A tutto. Il rapporto va applicato alla somma profondità del fondale + altezza del musone + escursione di marea, perché ciò che conta è l’altezza totale dal fondo al punto in cui la linea esce dalla barca. Applicarlo alla sola profondità porta a filare troppo poco.
Quale rapporto di calumo scegliere?
Come riferimento: 5:1 con tutta catena in condizioni normali, 7:1 per il pernottamento o con vento fresco (soprattutto con catena + cima), 10:1 con vento forte e mare formato. Il 3:1 è un minimo solo per soste brevi sorvegliate con tutta catena su buon tenitore.

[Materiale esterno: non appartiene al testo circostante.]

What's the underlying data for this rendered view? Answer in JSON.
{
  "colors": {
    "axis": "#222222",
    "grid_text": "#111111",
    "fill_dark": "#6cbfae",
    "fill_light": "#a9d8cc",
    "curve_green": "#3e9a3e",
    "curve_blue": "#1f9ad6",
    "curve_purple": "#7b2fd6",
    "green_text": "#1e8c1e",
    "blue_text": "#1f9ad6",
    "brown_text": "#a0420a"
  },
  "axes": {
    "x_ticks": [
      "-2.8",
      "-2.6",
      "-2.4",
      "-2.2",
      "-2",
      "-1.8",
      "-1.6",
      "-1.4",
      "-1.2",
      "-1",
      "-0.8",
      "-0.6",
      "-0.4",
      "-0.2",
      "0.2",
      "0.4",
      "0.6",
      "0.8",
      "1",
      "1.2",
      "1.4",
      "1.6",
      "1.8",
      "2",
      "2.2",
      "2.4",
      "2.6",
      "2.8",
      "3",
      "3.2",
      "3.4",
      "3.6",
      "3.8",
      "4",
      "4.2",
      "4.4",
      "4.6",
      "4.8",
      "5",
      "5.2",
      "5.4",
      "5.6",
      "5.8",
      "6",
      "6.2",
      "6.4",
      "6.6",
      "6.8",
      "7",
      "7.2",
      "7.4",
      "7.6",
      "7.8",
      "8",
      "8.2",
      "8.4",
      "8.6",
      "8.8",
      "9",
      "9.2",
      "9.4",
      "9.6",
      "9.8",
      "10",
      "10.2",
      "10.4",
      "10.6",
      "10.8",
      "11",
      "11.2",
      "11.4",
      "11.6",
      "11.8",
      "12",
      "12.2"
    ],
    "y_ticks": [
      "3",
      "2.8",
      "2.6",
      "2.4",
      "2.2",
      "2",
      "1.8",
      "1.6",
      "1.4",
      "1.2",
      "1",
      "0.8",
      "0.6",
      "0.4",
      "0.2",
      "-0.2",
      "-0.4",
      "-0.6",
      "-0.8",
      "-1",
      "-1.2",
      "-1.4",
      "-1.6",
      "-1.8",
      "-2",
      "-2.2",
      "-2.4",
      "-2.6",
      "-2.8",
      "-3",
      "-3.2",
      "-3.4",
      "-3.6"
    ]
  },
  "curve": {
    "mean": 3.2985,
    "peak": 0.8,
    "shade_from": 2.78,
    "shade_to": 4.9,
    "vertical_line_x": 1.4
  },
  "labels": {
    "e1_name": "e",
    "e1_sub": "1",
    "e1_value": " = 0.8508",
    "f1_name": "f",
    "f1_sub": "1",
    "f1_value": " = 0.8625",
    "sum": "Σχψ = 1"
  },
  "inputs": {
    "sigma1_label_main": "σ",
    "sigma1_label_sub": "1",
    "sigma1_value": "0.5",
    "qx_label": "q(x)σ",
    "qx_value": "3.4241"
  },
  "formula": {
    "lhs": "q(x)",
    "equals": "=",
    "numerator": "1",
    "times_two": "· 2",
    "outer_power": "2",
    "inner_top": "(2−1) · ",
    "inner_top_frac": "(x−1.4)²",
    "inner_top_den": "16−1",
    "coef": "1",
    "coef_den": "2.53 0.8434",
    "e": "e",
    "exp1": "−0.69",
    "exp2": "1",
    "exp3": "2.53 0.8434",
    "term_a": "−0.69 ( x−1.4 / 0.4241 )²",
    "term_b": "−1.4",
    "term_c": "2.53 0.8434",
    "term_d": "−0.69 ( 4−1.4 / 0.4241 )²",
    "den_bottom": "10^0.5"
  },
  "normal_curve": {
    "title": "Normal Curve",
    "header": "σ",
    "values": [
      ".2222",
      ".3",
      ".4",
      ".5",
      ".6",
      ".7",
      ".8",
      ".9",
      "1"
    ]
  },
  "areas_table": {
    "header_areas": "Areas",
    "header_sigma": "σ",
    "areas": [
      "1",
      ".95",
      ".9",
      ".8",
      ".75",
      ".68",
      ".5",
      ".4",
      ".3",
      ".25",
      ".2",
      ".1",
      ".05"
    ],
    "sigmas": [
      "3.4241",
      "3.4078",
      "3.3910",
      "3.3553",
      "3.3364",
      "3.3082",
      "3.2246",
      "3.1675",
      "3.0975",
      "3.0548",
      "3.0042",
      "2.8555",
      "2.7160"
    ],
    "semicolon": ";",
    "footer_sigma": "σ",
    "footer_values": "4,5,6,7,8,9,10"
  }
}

La tutta catena e la catena con cima vanno trattate allo stesso modo?
No. La cima è leggera e forma una catenaria meno marcata, quindi serve più calumo e in genere uno spezzone di catena tra ancora e cima. Per questo, a parità di condizioni, si usa un rapporto più alto con la combinazione catena + cima.
Quanto spazio devo lasciare attorno alla barca?
In prima approssimazione un cerchio di raggio pari al calumo filato: la barca ruota sull’ancora al variare del vento e della corrente. Verifica che dentro quel cerchio non ci siano altre barche, secche o ostacoli.
Devo ricalcolare il calumo durante la notte?
Sì, se è prevista una marea importante o un rinforzo del vento. Il calumo dato in bassa marea può diventare insufficiente quando la marea sale; per questo l’escursione attesa va inclusa fin dall’inizio nel calcolo.